Either 'LevelDB' or 'CouchDB' can act as state DBs (these are softwares). This depends on what switches are passed onto 'byfn.sh' in 'startFabric.sh' as of HLF 2.0

Following command in 'startFacric.sh' would result into 'CouchDB' being used as 'State DB'. remove '-s couchdb' from this, and the HLF would use 'LevelDB'.

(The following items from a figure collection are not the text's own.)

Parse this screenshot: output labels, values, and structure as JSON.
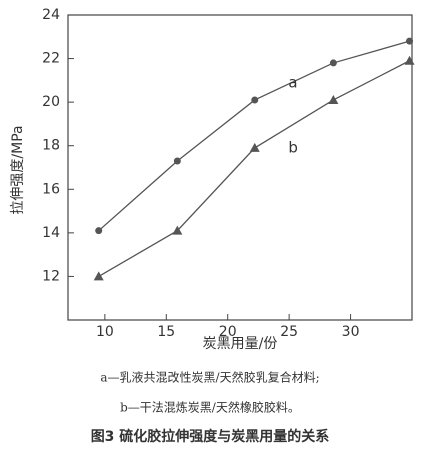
{
  "chart_data": {
    "type": "line",
    "title": "图3 硫化胶拉伸强度与炭黑用量的关系",
    "notes": [
      "a—乳液共混改性炭黑/天然胶乳复合材料;",
      "b—干法混炼炭黑/天然橡胶胶料。"
    ],
    "x_label": "炭黑用量/份",
    "y_label": "拉伸强度/MPa",
    "x": [
      9.5,
      15.9,
      22.2,
      28.6,
      34.8
    ],
    "series": [
      {
        "name": "a",
        "color": "#555555",
        "marker": "circle",
        "values": [
          14.1,
          17.3,
          20.1,
          21.8,
          22.8
        ]
      },
      {
        "name": "b",
        "color": "#555555",
        "marker": "triangle",
        "values": [
          12.0,
          14.1,
          17.9,
          20.1,
          21.9
        ]
      }
    ],
    "xlim": [
      7,
      35
    ],
    "xticks": [
      10,
      15,
      20,
      25,
      30
    ],
    "ylim": [
      10,
      24
    ],
    "yticks": [
      12,
      14,
      16,
      18,
      20,
      22,
      24
    ]
  }
}
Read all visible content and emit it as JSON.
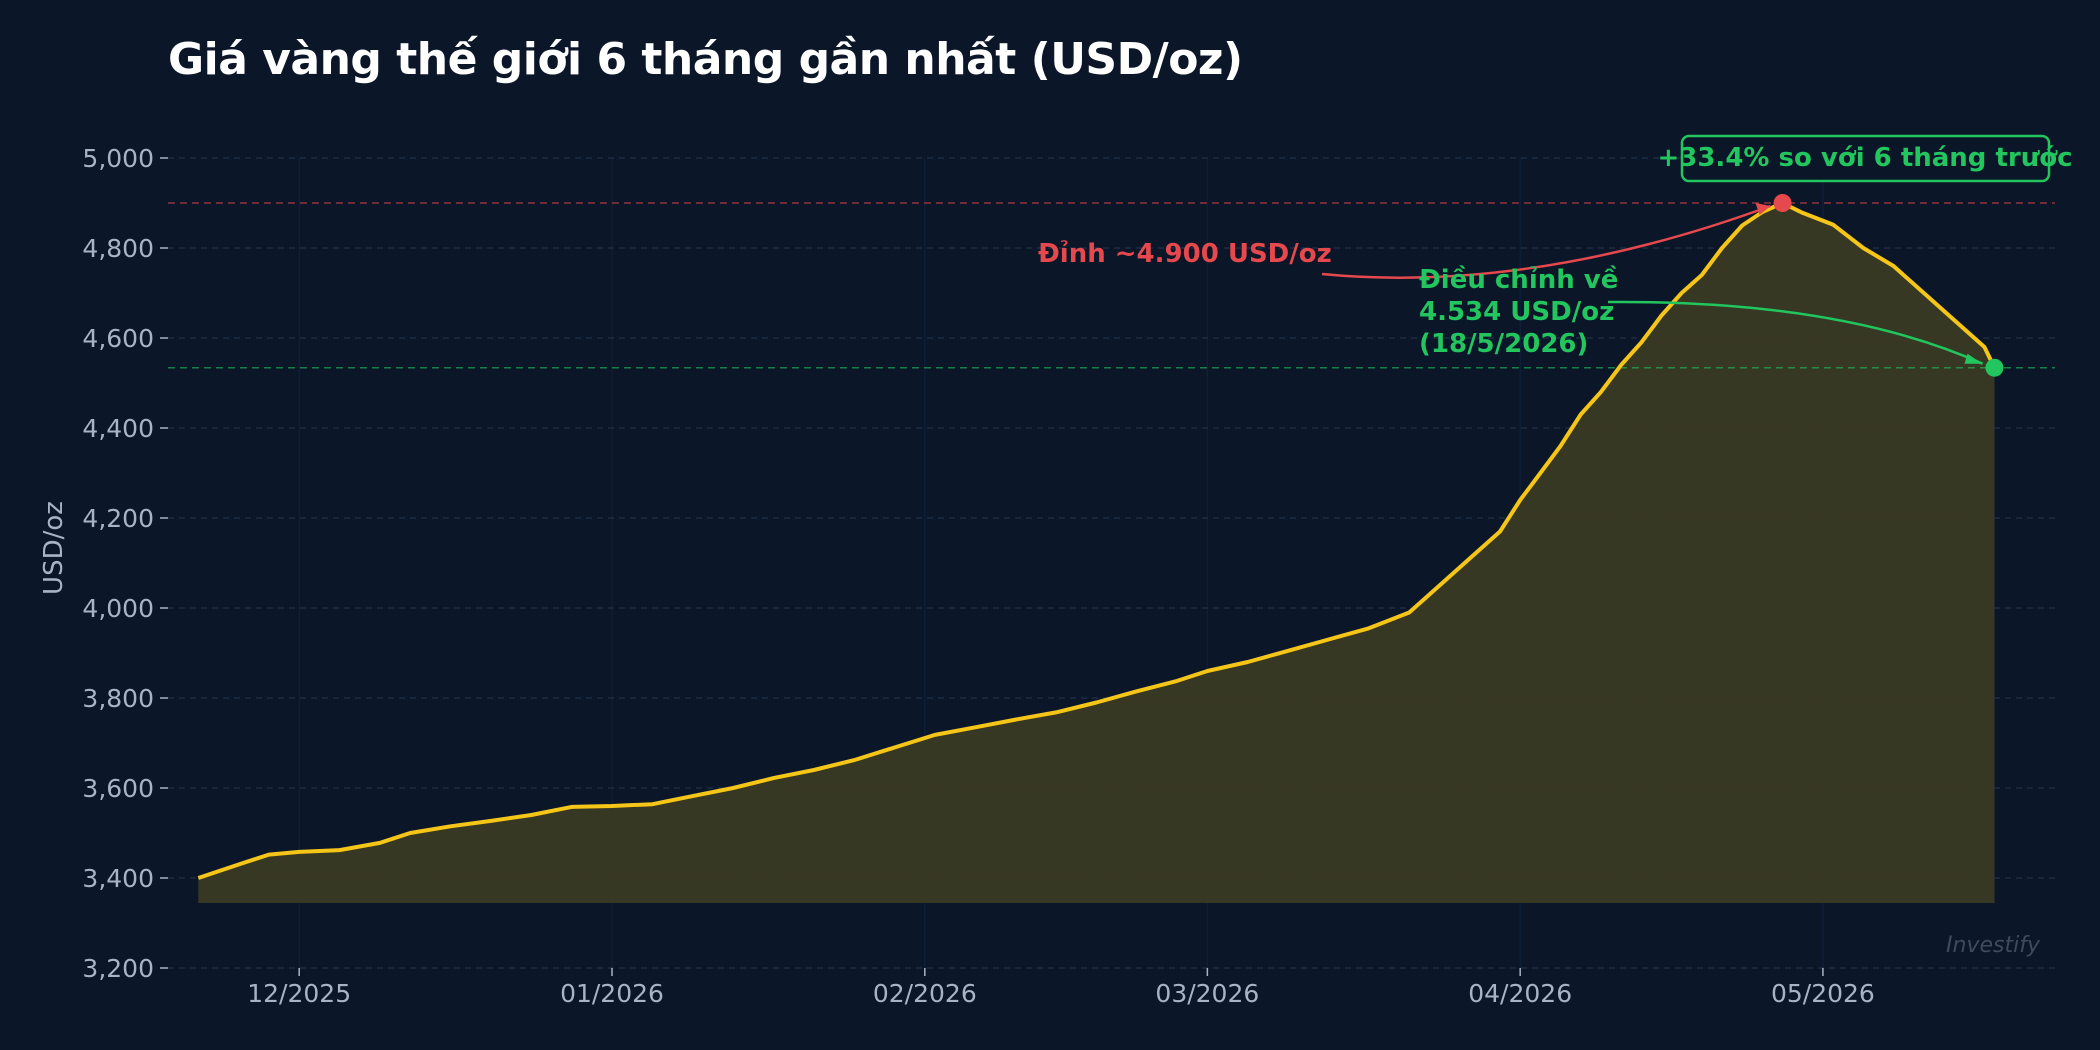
{
  "chart_data": {
    "type": "area",
    "title": "Giá vàng thế giới 6 tháng gần nhất (USD/oz)",
    "ylabel": "USD/oz",
    "xlabel": "",
    "ylim": [
      3200,
      5000
    ],
    "yticks": [
      3200,
      3400,
      3600,
      3800,
      4000,
      4200,
      4400,
      4600,
      4800,
      5000
    ],
    "ytick_labels": [
      "3,200",
      "3,400",
      "3,600",
      "3,800",
      "4,000",
      "4,200",
      "4,400",
      "4,600",
      "4,800",
      "5,000"
    ],
    "xlim": [
      "2025-11-18",
      "2026-05-24"
    ],
    "xticks": [
      {
        "date": "2025-12-01",
        "label": "12/2025"
      },
      {
        "date": "2026-01-01",
        "label": "01/2026"
      },
      {
        "date": "2026-02-01",
        "label": "02/2026"
      },
      {
        "date": "2026-03-01",
        "label": "03/2026"
      },
      {
        "date": "2026-04-01",
        "label": "04/2026"
      },
      {
        "date": "2026-05-01",
        "label": "05/2026"
      }
    ],
    "grid": true,
    "series": [
      {
        "values": [
          [
            "2025-11-21",
            3400
          ],
          [
            "2025-11-25",
            3430
          ],
          [
            "2025-11-28",
            3452
          ],
          [
            "2025-12-01",
            3458
          ],
          [
            "2025-12-05",
            3462
          ],
          [
            "2025-12-09",
            3478
          ],
          [
            "2025-12-12",
            3500
          ],
          [
            "2025-12-16",
            3515
          ],
          [
            "2025-12-20",
            3527
          ],
          [
            "2025-12-24",
            3540
          ],
          [
            "2025-12-28",
            3558
          ],
          [
            "2026-01-01",
            3560
          ],
          [
            "2026-01-05",
            3564
          ],
          [
            "2026-01-09",
            3582
          ],
          [
            "2026-01-13",
            3600
          ],
          [
            "2026-01-17",
            3622
          ],
          [
            "2026-01-21",
            3640
          ],
          [
            "2026-01-25",
            3662
          ],
          [
            "2026-01-29",
            3690
          ],
          [
            "2026-02-02",
            3718
          ],
          [
            "2026-02-06",
            3735
          ],
          [
            "2026-02-10",
            3752
          ],
          [
            "2026-02-14",
            3768
          ],
          [
            "2026-02-18",
            3790
          ],
          [
            "2026-02-22",
            3815
          ],
          [
            "2026-02-26",
            3838
          ],
          [
            "2026-03-01",
            3860
          ],
          [
            "2026-03-05",
            3880
          ],
          [
            "2026-03-09",
            3905
          ],
          [
            "2026-03-13",
            3930
          ],
          [
            "2026-03-17",
            3955
          ],
          [
            "2026-03-21",
            3990
          ],
          [
            "2026-03-24",
            4050
          ],
          [
            "2026-03-27",
            4110
          ],
          [
            "2026-03-30",
            4170
          ],
          [
            "2026-04-01",
            4240
          ],
          [
            "2026-04-03",
            4300
          ],
          [
            "2026-04-05",
            4360
          ],
          [
            "2026-04-07",
            4430
          ],
          [
            "2026-04-09",
            4480
          ],
          [
            "2026-04-11",
            4540
          ],
          [
            "2026-04-13",
            4590
          ],
          [
            "2026-04-15",
            4650
          ],
          [
            "2026-04-17",
            4700
          ],
          [
            "2026-04-19",
            4740
          ],
          [
            "2026-04-21",
            4800
          ],
          [
            "2026-04-23",
            4850
          ],
          [
            "2026-04-25",
            4880
          ],
          [
            "2026-04-27",
            4900
          ],
          [
            "2026-04-29",
            4878
          ],
          [
            "2026-05-02",
            4852
          ],
          [
            "2026-05-05",
            4800
          ],
          [
            "2026-05-08",
            4760
          ],
          [
            "2026-05-11",
            4700
          ],
          [
            "2026-05-14",
            4640
          ],
          [
            "2026-05-17",
            4580
          ],
          [
            "2026-05-18",
            4534
          ]
        ]
      }
    ],
    "colors": {
      "line": "#f5c518",
      "fill": "#3a3a24",
      "peak": "#e5484d",
      "current": "#22c55e",
      "grid": "#22324a",
      "background": "#0b1628"
    },
    "reference_lines": [
      {
        "y": 4900,
        "color": "#e5484d"
      },
      {
        "y": 4534,
        "color": "#22c55e"
      }
    ],
    "annotations": {
      "peak": {
        "date": "2026-04-27",
        "value": 4900,
        "text": "Đỉnh ~4.900 USD/oz",
        "color": "#e5484d"
      },
      "current": {
        "date": "2026-05-18",
        "value": 4534,
        "lines": [
          "Điều chỉnh về",
          "4.534 USD/oz",
          "(18/5/2026)"
        ],
        "color": "#22c55e"
      },
      "change_box": {
        "text": "+33.4% so với 6 tháng trước",
        "color": "#22c55e"
      }
    },
    "watermark": "Investify"
  }
}
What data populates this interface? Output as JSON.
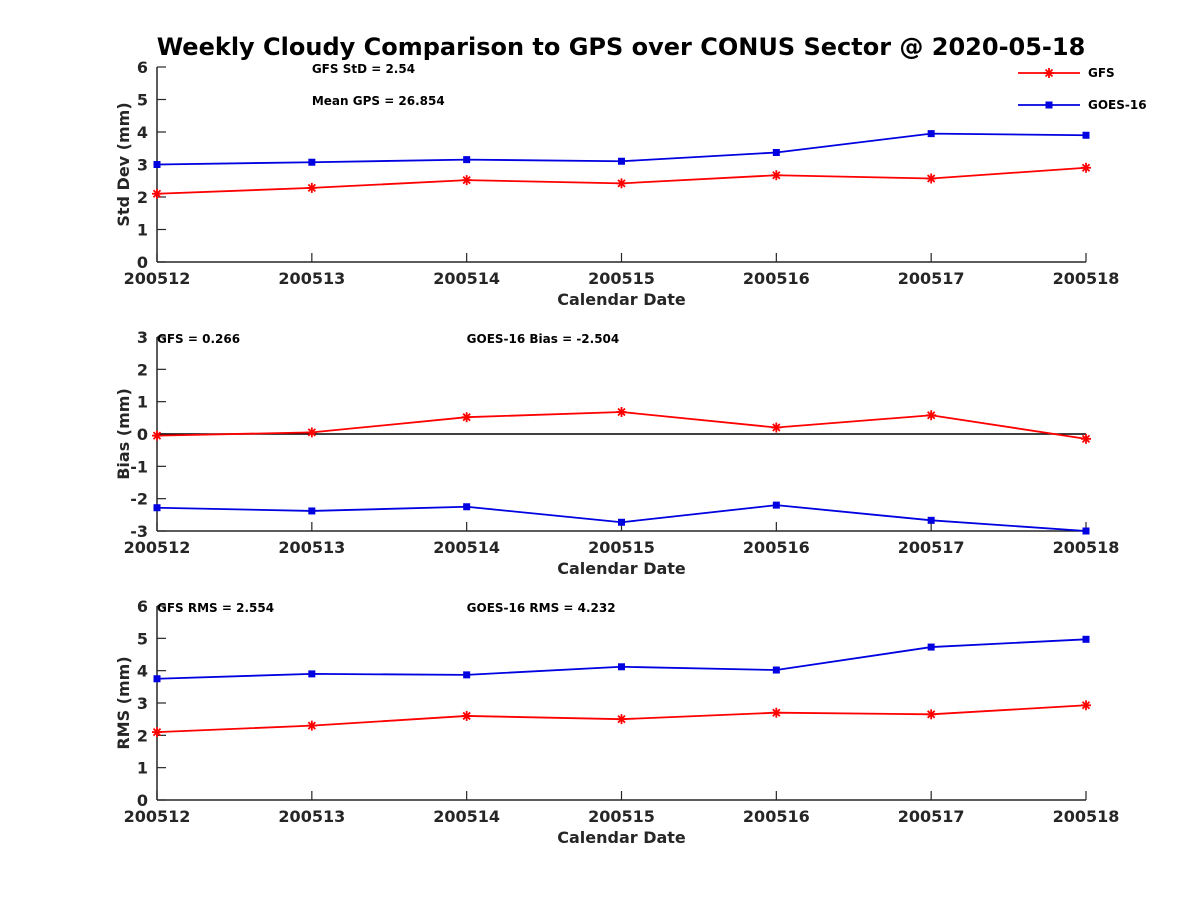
{
  "colors": {
    "gfs": "#ff0000",
    "goes": "#0000e0",
    "axis": "#262626",
    "zero_line": "#000000"
  },
  "chart_data": {
    "title": "Weekly Cloudy Comparison to GPS over CONUS Sector @ 2020-05-18",
    "legend": {
      "placement": "top-right",
      "entries": [
        {
          "name": "GFS",
          "marker": "asterisk",
          "color": "#ff0000"
        },
        {
          "name": "GOES-16",
          "marker": "square",
          "color": "#0000e0"
        }
      ]
    },
    "panels": [
      {
        "type": "line",
        "ylabel": "Std Dev (mm)",
        "xlabel": "Calendar Date",
        "x": [
          "200512",
          "200513",
          "200514",
          "200515",
          "200516",
          "200517",
          "200518"
        ],
        "ylim": [
          0,
          6
        ],
        "yticks": [
          "0",
          "1",
          "2",
          "3",
          "4",
          "5",
          "6"
        ],
        "zero_line": false,
        "series": [
          {
            "name": "GFS",
            "values": [
              2.1,
              2.28,
              2.52,
              2.42,
              2.67,
              2.57,
              2.9
            ]
          },
          {
            "name": "GOES-16",
            "values": [
              3.0,
              3.07,
              3.15,
              3.1,
              3.37,
              3.95,
              3.9
            ]
          }
        ],
        "annotations": [
          {
            "text": "GFS StD = 2.54",
            "x": "200513",
            "row": 0
          },
          {
            "text": "Mean GPS = 26.854",
            "x": "200513",
            "row": 1
          }
        ]
      },
      {
        "type": "line",
        "ylabel": "Bias (mm)",
        "xlabel": "Calendar Date",
        "x": [
          "200512",
          "200513",
          "200514",
          "200515",
          "200516",
          "200517",
          "200518"
        ],
        "ylim": [
          -3,
          3
        ],
        "yticks": [
          "-3",
          "-2",
          "-1",
          "0",
          "1",
          "2",
          "3"
        ],
        "zero_line": true,
        "series": [
          {
            "name": "GFS",
            "values": [
              -0.05,
              0.05,
              0.52,
              0.68,
              0.2,
              0.58,
              -0.15
            ]
          },
          {
            "name": "GOES-16",
            "values": [
              -2.28,
              -2.38,
              -2.25,
              -2.73,
              -2.2,
              -2.67,
              -3.0
            ]
          }
        ],
        "annotations": [
          {
            "text": "GFS = 0.266",
            "x": "200512",
            "row": 0
          },
          {
            "text": "GOES-16 Bias  = -2.504",
            "x": "200514",
            "row": 0
          }
        ]
      },
      {
        "type": "line",
        "ylabel": "RMS (mm)",
        "xlabel": "Calendar Date",
        "x": [
          "200512",
          "200513",
          "200514",
          "200515",
          "200516",
          "200517",
          "200518"
        ],
        "ylim": [
          0,
          6
        ],
        "yticks": [
          "0",
          "1",
          "2",
          "3",
          "4",
          "5",
          "6"
        ],
        "zero_line": false,
        "series": [
          {
            "name": "GFS",
            "values": [
              2.1,
              2.3,
              2.6,
              2.5,
              2.7,
              2.65,
              2.93
            ]
          },
          {
            "name": "GOES-16",
            "values": [
              3.75,
              3.9,
              3.87,
              4.12,
              4.02,
              4.73,
              4.97
            ]
          }
        ],
        "annotations": [
          {
            "text": "GFS RMS = 2.554",
            "x": "200512",
            "row": 0
          },
          {
            "text": "GOES-16 RMS = 4.232",
            "x": "200514",
            "row": 0
          }
        ]
      }
    ]
  }
}
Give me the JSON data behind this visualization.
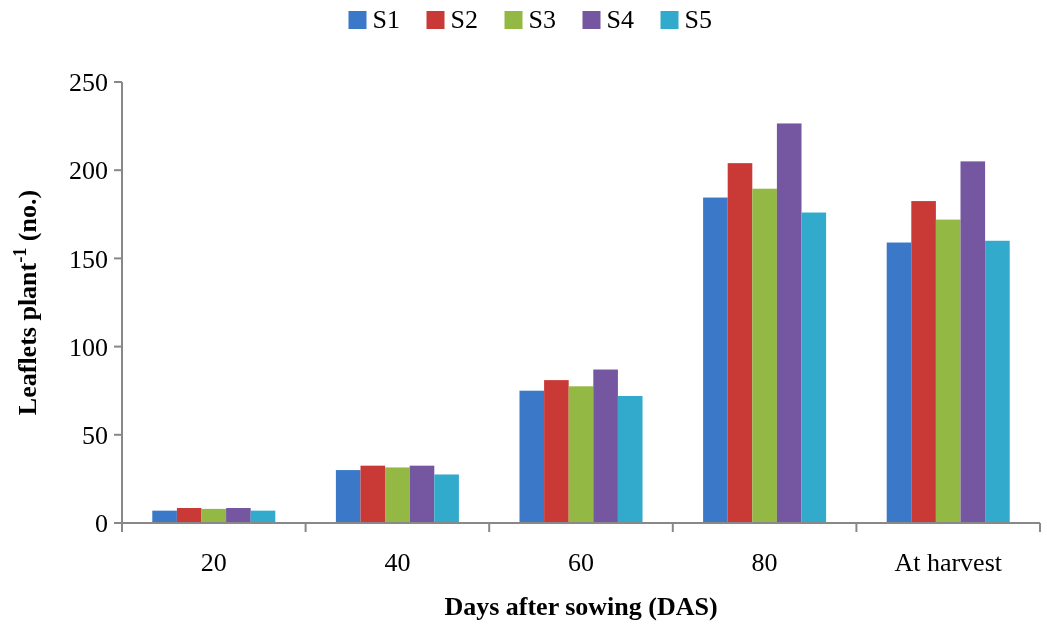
{
  "chart_data": {
    "type": "bar",
    "xlabel": "Days after sowing (DAS)",
    "ylabel": "Leaflets plant$^{-1}$ (no.)",
    "categories": [
      "20",
      "40",
      "60",
      "80",
      "At harvest"
    ],
    "series": [
      {
        "name": "S1",
        "color": "#3b78c8",
        "values": [
          7,
          30,
          75,
          184.5,
          159
        ]
      },
      {
        "name": "S2",
        "color": "#c93a37",
        "values": [
          8.5,
          32.5,
          81,
          204,
          182.5
        ]
      },
      {
        "name": "S3",
        "color": "#93b844",
        "values": [
          8,
          31.5,
          77.5,
          189.5,
          172
        ]
      },
      {
        "name": "S4",
        "color": "#7556a0",
        "values": [
          8.5,
          32.5,
          87,
          226.5,
          205
        ]
      },
      {
        "name": "S5",
        "color": "#31aacb",
        "values": [
          7,
          27.5,
          72,
          176,
          160
        ]
      }
    ],
    "ylim": [
      0,
      250
    ],
    "yticks": [
      0,
      50,
      100,
      150,
      200,
      250
    ],
    "grid": false,
    "legend": "top"
  }
}
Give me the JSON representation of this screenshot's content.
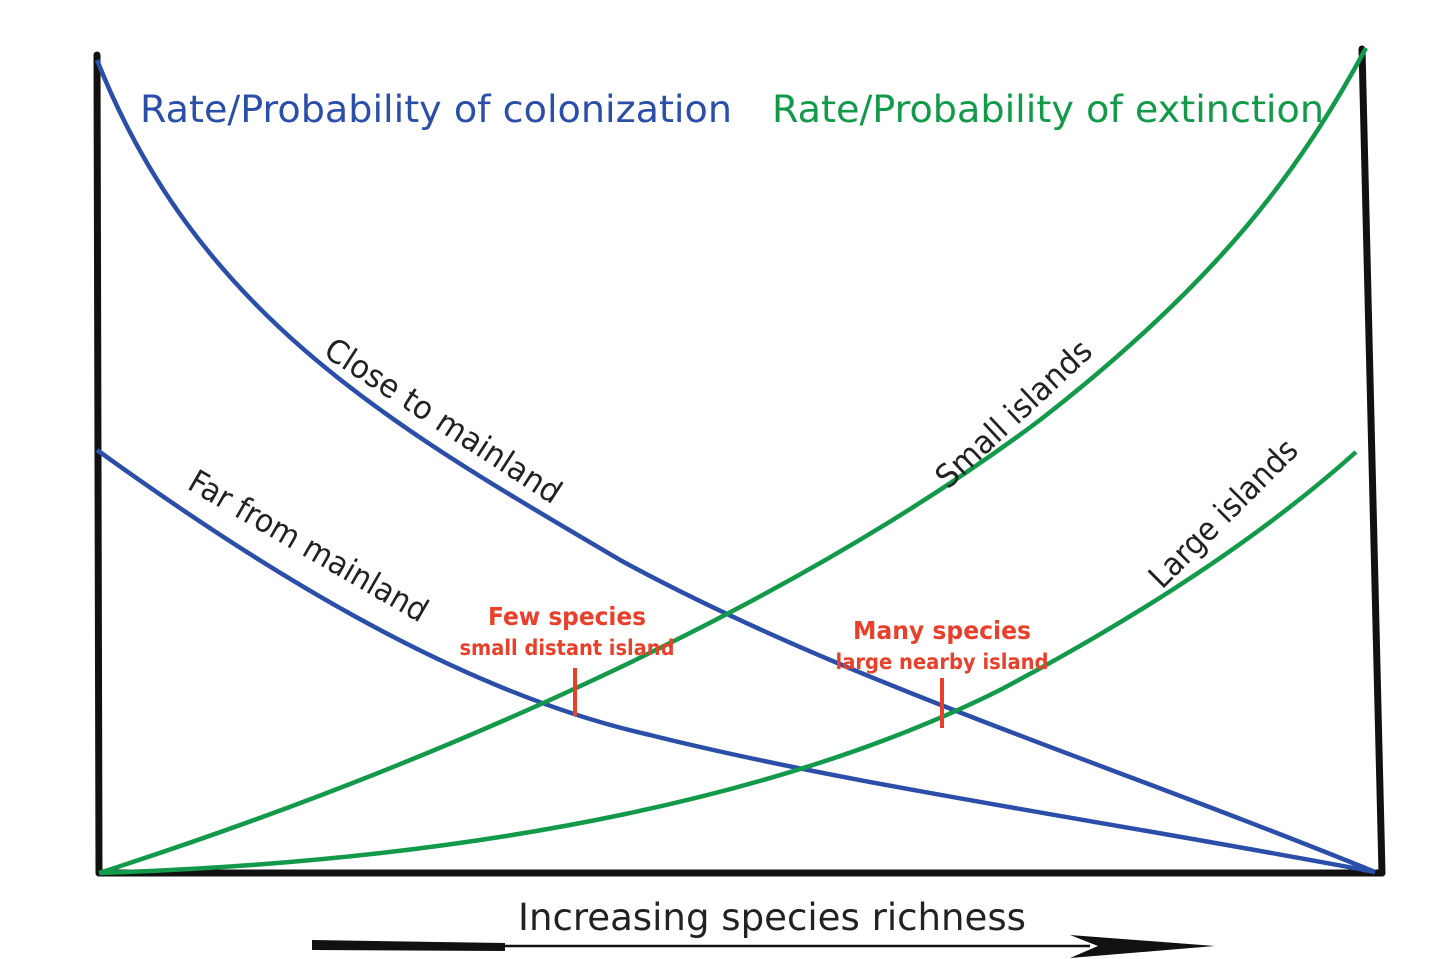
{
  "colors": {
    "colonization": "#2b4fa8",
    "extinction": "#12994a",
    "annotation": "#e8402a",
    "frame": "#111111"
  },
  "titles": {
    "colonization": "Rate/Probability of colonization",
    "extinction": "Rate/Probability of extinction"
  },
  "curve_labels": {
    "close": "Close to mainland",
    "far": "Far from mainland",
    "small": "Small islands",
    "large": "Large islands"
  },
  "annotations": {
    "few_main": "Few species",
    "few_sub": "small distant island",
    "many_main": "Many species",
    "many_sub": "large nearby island"
  },
  "x_axis": {
    "label": "Increasing species richness"
  }
}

echo y | ./byfn.sh up -a -n -s couchdb

Also in 'fabric-samples\first-network\docker-compose-couch.yaml' you'd have the following kind of entries which would say to which couch DB instance is your peer connected to.

peer0.org1.example.com:
environment:
  - CORE_LEDGER_STATE_STATEDATABASE=CouchDB
  - CORE_LEDGER_STATE_COUCHDBCONFIG_COUCHDBADDRESS=couchdb0:5984
  # The CORE_LEDGER_STATE_COUCHDBCONFIG_USERNAME and CORE_LEDGER_STATE_COUCHDBCONFIG_PASSWORD
  # provide the credentials for ledger to connect to CouchDB.  The username and password must
  # match the username and password set for the associated CouchDB.
  - CORE_LEDGER_STATE_COUCHDBCONFIG_USERNAME=
  - CORE_LEDGER_STATE_COUCHDBCONFIG_PASSWORD=
depends_on:
  - couchdb0

In this case, 'peer0.org1.example.com' is connected to 'couchdb0', on port 5984. Assuming the whole setup is running on 'localhost' following URL will show up the CouchDB instance, and you can Monkey around and see the 'state' saved to it too.

http://localhost:5984/_utils/

Assuming your channel name is 'mychannel' and the chaincode name is 'mycc', you'll have a database named 'mychannel_mycc' in 'CouchDB'. This holds world state for 'mycc' chain code.